Plin’s art touches the essential in me – and that essence is honest and is free spirited and is open.

If it hadn’t been for Plin, and for Kt-, I wouldn’t have had that moment.

Plin leaves London soon and I don’t know if we will meet again. That takes me back to blue again. But whatever the future holds, I am so grateful that he passed through my life.



And I am also grateful for Kt- in my life.  He he is a great supporter of me.  He is attracted mostly to black men and wants a husband so I did my best to get him one that night.  He’s right…I have what the stereotype is of what many black men like – a curvy body with a big ass and blonde hair.  So, I went up to strangers at the event and struck up a conversation with them and then managed to get Kt- into the conversation before I elegantly (or so I thought I was being elegant – but then again – see deviant act above) slipped away.

Unfortunately we were not very rational in our approach.  It seems that most of the men who would love me would possibly not be interested in shagging him.  I love Kt-.  I met him and A0 and Pn the same night and it was like my fairy godmother sent me some lovely people into my life with one wave of her wand.



Whale Watching:

So, no.  I did not go whale watching in the middle of London.

But I have been whale watching in the past and dropping into the moment and being totally one with the experience is what makes it so amazing.  This week was a whirlwind.  I quickly worked up an interview and article with Dan Shears and promoted his event on social media while I was also doing odd jobs for Greg and Lara’s show that opened Thursday. I didn’t get much sleep for a couple of days.
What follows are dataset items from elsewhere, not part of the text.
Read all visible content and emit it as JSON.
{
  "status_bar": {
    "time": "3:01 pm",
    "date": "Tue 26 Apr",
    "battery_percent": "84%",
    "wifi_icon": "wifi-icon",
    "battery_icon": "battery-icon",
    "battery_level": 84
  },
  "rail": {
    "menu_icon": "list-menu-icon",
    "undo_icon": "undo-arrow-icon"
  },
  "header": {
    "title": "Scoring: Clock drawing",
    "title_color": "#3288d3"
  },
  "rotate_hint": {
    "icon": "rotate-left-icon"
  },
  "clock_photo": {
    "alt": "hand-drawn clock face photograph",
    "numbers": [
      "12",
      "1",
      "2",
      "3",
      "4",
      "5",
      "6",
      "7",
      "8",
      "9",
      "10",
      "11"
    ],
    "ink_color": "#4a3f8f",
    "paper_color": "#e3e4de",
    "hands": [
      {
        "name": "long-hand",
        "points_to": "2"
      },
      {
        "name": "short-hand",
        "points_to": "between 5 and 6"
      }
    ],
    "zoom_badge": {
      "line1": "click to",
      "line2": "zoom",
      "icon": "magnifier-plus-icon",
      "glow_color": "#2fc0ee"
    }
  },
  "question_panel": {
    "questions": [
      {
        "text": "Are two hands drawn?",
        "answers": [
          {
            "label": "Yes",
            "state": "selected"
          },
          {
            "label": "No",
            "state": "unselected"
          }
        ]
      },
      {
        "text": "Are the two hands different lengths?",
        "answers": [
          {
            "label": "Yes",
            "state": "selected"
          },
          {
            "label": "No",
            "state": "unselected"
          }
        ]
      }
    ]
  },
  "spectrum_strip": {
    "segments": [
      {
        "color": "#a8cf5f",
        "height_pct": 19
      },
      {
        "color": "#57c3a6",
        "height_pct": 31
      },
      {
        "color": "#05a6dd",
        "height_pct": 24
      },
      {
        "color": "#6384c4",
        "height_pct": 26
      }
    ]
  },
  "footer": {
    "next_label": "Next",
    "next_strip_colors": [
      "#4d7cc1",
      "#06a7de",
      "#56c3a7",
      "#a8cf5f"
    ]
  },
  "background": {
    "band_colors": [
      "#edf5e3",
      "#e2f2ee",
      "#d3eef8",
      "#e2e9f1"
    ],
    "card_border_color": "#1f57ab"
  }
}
On Thursday night, as I was coming home, I noticed weird pains in my knees and tops of my shoulders. The pain progressed overnight into my back and rib cage and by Saturday it was in my arms, hips and toes.  These are all weird pain places, other than the knees.  I couldn’t sleep because of the pain and so I had to walk a fine line between trying to rest and simply witnessing my pain.

I spiralled into a pain/no sleep cycle and had to listen closely to what it wanted: now a shower, here a light off. Now some soft music, certain food, silence. My pain is demanding that I listen to the story my body is telling.  I don’t understand this new language and so I am having to try to glean meaning from context. My pain is demanding that I sit with it.  And Kali, the bringer of death and decay most certainly sat with me.

And in some moments, the world reduces to just me and the pain. And existing becomes a kind of meditation. Like watching whales, I am absorbed.



I think I will forego the usual format for this week. The only thing on which to comment is service.  As I said, I helped Dan promote himself with my article, and continued to help with Lara’s and Greg’s show, I welcomed a new flat mate and I marched to Downing Street in solidarity with the refugees.  Despite it all, I put myself out there and I kept looking for the good.  I am grateful that I was able to contribute to the world around me, despite all that is falling away, within me.

So it only remains for me to ask…


For what are you grateful, this week?